Alongside and perhaps despite all of this, however, there seems to be a space for the practice and life of literature, for its own, autonomous sake. On the last days of our visit, we meet writers from the Free Writers’ Union – an informal body of writers established in counterpoint to the official Writers’ Union. Its founder, Rasim Karaca, a gentle, courteous man who writes poetry and translates English literature into Azeri (often via Russian), stresses that there are some good writers in the official Union; but he says that “Soviet social realism” does not reflect the realities on the ground in Azerbaijan. One of the purposes of the Free Union, he tells us, is to “get away from Soviet aesthetics,” and to “introduce modernist aesthetics” to Azerbaijan. This means “digging below the surface, and infiltrating the deep reality.” The “white face of the earth has been written,” he rather poetically muses. “We are writing the black face.
In the evening, we meet about a dozen writers from this sympathetic organization over dinner, for informal and free-flowing conversation. What flows most freely is wine and vodka – and also, sheer enthusiasm and what I can only call literary hunger. Amidst our little Tower of Babel – we communicate in my incomplete Russian and their incomplete English, and in Alev’s case, in Azeri and Turkish – I miss a lot of what is said. But I understand enough to learn that these writers are interested in bringing more English literature to Azerbaijan; and that a major project to bring out a new edition of world classics is under way. What is unmistakable, is these writers’ love of poetry, fiction, imagination, writing; the thing itself.

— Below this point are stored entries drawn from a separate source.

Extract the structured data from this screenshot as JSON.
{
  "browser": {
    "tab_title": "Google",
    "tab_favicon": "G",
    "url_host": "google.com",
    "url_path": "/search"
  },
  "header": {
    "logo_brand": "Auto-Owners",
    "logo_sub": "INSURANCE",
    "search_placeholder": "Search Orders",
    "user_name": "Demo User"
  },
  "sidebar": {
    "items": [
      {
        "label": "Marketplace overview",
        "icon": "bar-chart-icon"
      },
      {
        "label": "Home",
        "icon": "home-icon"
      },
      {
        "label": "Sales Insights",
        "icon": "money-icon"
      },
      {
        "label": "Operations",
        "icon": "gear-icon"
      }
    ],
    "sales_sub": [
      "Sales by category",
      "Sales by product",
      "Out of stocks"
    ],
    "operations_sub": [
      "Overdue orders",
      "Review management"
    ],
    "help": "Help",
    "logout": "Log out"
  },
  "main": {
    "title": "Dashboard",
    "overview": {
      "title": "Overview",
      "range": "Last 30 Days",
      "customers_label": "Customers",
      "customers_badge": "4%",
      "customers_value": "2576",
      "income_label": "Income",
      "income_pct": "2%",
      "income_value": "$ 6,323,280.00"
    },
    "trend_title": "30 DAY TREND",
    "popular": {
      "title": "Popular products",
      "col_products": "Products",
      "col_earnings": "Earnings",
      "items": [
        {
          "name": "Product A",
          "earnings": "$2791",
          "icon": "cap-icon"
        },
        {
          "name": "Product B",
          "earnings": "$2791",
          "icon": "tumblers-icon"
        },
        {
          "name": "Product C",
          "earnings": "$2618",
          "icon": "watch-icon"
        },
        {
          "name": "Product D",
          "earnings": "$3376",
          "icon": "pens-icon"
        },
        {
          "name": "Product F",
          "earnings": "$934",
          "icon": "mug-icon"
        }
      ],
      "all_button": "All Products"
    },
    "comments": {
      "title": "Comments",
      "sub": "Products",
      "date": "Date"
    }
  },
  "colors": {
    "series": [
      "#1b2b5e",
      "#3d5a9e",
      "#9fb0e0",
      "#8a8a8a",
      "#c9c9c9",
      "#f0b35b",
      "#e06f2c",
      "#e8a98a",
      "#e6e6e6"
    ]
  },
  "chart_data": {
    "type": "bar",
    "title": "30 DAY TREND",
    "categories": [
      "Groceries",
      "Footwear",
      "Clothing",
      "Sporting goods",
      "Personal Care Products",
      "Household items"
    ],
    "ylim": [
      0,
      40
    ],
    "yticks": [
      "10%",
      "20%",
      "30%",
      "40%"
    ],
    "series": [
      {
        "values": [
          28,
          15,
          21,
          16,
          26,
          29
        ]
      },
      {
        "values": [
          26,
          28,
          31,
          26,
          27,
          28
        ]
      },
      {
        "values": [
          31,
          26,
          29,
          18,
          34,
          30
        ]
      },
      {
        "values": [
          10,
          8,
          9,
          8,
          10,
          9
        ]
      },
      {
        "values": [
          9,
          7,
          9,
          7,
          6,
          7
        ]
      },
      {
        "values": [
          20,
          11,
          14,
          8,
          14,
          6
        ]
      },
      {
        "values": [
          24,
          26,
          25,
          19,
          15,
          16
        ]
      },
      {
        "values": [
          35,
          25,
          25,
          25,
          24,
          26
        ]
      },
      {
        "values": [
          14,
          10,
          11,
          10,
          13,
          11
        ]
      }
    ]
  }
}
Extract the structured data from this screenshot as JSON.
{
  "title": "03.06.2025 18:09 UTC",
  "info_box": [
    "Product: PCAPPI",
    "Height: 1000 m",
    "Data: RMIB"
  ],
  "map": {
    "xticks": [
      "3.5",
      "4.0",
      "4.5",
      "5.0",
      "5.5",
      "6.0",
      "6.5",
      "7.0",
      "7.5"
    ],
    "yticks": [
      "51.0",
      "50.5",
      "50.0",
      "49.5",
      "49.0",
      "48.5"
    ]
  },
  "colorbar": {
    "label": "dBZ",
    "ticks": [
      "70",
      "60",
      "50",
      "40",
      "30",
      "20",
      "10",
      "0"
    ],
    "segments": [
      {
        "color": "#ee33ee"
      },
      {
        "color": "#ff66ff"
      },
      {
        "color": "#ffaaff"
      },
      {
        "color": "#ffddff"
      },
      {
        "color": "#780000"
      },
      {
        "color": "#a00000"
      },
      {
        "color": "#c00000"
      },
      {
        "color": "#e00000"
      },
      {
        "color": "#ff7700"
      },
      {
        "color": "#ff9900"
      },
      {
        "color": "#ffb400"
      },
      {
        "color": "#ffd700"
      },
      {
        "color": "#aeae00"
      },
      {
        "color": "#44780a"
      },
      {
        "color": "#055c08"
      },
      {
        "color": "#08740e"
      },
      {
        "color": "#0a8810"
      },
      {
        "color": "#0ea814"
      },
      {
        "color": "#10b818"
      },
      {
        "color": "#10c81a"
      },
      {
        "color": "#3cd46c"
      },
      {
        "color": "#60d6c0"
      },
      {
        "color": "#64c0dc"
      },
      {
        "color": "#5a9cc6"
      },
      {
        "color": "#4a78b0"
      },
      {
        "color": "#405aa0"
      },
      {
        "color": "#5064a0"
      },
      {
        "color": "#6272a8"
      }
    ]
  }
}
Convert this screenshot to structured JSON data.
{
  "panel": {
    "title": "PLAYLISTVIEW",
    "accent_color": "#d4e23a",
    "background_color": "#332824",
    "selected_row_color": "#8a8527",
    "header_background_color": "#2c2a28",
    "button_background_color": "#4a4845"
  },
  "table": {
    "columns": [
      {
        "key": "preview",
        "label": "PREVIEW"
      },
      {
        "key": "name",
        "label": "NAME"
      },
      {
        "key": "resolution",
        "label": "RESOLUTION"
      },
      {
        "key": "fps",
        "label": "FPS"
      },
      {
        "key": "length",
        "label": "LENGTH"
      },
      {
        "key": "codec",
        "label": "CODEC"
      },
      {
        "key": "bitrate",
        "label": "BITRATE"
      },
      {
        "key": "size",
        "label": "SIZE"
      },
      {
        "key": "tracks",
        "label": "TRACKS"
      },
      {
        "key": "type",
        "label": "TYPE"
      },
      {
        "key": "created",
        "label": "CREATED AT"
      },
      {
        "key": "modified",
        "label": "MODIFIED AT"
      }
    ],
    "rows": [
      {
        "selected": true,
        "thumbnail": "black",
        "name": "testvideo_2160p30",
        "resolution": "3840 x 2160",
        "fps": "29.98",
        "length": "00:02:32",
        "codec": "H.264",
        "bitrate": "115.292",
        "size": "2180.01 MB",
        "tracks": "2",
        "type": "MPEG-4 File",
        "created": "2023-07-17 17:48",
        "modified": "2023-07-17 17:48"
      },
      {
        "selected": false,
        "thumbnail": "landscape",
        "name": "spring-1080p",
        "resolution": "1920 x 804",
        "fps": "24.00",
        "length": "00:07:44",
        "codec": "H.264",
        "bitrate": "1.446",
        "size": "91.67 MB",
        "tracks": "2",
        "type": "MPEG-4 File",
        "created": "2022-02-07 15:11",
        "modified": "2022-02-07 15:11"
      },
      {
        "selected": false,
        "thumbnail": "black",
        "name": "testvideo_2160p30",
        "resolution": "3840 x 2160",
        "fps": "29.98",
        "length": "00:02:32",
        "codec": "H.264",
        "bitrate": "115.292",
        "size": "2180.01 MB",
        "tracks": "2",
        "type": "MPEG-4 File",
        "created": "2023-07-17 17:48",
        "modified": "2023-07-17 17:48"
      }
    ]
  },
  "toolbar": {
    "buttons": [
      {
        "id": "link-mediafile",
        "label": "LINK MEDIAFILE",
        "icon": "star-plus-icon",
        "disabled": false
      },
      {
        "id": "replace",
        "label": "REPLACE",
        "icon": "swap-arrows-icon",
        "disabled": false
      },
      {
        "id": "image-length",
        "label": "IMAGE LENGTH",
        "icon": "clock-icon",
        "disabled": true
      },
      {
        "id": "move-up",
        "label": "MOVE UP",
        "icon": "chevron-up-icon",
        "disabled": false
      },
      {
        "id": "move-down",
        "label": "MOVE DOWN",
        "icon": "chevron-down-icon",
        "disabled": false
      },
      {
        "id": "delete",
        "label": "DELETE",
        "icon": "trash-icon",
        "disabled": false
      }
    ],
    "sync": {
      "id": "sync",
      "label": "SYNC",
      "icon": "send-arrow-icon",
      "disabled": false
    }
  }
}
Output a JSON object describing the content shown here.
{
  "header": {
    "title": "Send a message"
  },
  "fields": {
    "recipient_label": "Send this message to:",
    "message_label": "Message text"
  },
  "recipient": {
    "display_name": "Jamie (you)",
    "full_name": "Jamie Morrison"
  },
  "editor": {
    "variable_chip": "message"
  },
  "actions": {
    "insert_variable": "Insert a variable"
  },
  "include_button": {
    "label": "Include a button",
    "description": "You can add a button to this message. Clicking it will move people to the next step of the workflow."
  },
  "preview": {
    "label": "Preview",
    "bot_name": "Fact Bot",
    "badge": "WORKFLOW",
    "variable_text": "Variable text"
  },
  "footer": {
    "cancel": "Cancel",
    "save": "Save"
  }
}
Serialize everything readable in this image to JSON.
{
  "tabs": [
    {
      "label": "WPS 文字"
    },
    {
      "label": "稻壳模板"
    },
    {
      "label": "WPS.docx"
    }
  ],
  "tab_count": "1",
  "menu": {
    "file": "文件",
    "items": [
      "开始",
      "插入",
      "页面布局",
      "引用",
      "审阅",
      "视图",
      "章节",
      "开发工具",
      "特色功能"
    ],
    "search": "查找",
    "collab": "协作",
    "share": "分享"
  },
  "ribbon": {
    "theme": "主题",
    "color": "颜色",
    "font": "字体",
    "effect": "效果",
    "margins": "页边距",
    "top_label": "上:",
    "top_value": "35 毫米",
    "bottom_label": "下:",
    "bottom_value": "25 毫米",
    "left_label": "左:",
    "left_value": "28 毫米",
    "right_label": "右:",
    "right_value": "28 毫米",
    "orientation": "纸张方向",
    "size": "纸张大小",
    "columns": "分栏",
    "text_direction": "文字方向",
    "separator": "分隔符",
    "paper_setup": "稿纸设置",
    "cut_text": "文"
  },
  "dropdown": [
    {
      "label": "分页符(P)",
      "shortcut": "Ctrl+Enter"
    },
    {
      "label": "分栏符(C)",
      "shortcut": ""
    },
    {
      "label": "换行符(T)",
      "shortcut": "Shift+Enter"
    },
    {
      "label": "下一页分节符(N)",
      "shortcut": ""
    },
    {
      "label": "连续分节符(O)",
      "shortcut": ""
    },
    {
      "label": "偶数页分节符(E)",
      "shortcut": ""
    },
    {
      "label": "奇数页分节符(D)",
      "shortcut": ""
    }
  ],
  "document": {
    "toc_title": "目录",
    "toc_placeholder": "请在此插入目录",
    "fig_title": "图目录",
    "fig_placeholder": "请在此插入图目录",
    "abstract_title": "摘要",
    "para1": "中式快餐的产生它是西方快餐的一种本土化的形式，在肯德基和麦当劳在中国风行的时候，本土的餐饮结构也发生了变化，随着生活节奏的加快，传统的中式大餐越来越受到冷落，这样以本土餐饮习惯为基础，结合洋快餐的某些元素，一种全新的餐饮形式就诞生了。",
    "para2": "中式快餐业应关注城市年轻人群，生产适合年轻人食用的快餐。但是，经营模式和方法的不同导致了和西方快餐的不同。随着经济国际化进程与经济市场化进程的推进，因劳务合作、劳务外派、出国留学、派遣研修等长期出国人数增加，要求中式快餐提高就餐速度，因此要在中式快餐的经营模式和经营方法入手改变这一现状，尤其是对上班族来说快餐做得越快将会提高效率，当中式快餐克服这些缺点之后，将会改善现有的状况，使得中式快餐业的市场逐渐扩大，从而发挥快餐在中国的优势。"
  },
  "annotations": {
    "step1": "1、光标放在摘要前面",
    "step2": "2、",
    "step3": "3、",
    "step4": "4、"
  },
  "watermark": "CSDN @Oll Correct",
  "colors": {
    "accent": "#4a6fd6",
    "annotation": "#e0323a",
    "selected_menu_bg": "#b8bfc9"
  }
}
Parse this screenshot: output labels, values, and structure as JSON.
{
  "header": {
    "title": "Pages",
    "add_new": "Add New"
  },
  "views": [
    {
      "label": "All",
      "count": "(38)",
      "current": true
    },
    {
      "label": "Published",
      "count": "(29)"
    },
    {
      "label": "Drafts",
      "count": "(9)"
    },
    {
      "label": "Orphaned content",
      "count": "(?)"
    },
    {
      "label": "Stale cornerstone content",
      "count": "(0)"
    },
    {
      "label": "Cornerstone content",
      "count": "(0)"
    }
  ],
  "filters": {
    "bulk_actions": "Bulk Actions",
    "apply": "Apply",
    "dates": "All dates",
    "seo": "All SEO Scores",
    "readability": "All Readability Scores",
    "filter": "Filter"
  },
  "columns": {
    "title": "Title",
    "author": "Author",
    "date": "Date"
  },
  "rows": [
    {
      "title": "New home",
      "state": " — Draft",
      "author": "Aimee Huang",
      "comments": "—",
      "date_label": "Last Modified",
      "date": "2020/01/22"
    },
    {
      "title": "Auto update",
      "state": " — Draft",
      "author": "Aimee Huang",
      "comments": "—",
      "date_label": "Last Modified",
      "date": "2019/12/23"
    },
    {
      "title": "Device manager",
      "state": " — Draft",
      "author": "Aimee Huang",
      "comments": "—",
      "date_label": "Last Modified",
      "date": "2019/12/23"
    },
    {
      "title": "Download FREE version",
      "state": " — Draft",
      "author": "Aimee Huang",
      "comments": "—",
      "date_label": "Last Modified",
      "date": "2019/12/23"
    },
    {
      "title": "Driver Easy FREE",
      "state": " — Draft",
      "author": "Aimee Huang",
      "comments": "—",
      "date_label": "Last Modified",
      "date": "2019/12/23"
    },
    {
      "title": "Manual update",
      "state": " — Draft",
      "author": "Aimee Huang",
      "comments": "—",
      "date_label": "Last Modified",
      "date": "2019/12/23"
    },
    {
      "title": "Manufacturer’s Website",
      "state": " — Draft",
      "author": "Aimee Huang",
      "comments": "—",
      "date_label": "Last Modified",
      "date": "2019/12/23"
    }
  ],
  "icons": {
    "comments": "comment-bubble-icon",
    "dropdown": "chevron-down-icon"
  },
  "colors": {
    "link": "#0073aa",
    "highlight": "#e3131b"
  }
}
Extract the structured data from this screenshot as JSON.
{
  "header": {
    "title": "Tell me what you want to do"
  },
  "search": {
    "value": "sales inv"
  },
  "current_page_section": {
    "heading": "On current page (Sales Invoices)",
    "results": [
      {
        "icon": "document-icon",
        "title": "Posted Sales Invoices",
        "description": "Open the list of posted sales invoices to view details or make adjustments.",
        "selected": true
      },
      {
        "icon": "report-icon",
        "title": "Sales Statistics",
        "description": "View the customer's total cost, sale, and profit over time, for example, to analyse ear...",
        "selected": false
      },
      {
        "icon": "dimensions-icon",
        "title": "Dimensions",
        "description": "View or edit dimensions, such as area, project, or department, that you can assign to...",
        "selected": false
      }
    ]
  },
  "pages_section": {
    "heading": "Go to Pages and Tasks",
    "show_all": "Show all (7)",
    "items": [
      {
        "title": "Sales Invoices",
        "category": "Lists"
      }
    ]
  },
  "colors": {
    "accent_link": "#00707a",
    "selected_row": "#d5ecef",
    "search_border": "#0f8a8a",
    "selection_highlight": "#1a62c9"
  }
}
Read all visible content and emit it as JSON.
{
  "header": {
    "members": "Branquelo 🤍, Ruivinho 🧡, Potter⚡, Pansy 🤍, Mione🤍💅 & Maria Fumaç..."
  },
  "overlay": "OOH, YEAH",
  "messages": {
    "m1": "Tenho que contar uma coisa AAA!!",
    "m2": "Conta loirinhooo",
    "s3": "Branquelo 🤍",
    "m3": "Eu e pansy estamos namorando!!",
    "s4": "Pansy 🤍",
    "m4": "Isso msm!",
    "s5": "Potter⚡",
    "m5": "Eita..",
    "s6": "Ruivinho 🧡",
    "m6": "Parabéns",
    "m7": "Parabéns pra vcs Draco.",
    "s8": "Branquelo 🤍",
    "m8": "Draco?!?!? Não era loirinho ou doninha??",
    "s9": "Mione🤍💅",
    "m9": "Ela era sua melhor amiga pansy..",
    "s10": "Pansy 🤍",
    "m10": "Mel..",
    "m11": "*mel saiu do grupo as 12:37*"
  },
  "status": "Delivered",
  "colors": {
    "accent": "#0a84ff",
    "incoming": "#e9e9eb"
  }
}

After a while, we begin to throw into the air names of writers – Kafka, Somerset Maugham, Faulkner, Philip Roth, and also Foucault, Kristeva, Derrida — as if they were talismanic signposts in a vast geography of what is apparently a shared world.
As for the question of Azeri PEN, this is brought up several times even amidst the festive mood, and always with a sense of seriousness, or even urgency. Clearly, the time has come to prize open the hermetic box in which this branch of International PEN centre has enclosed itself, and to ascertain its status and state unambiguously, and once and for all.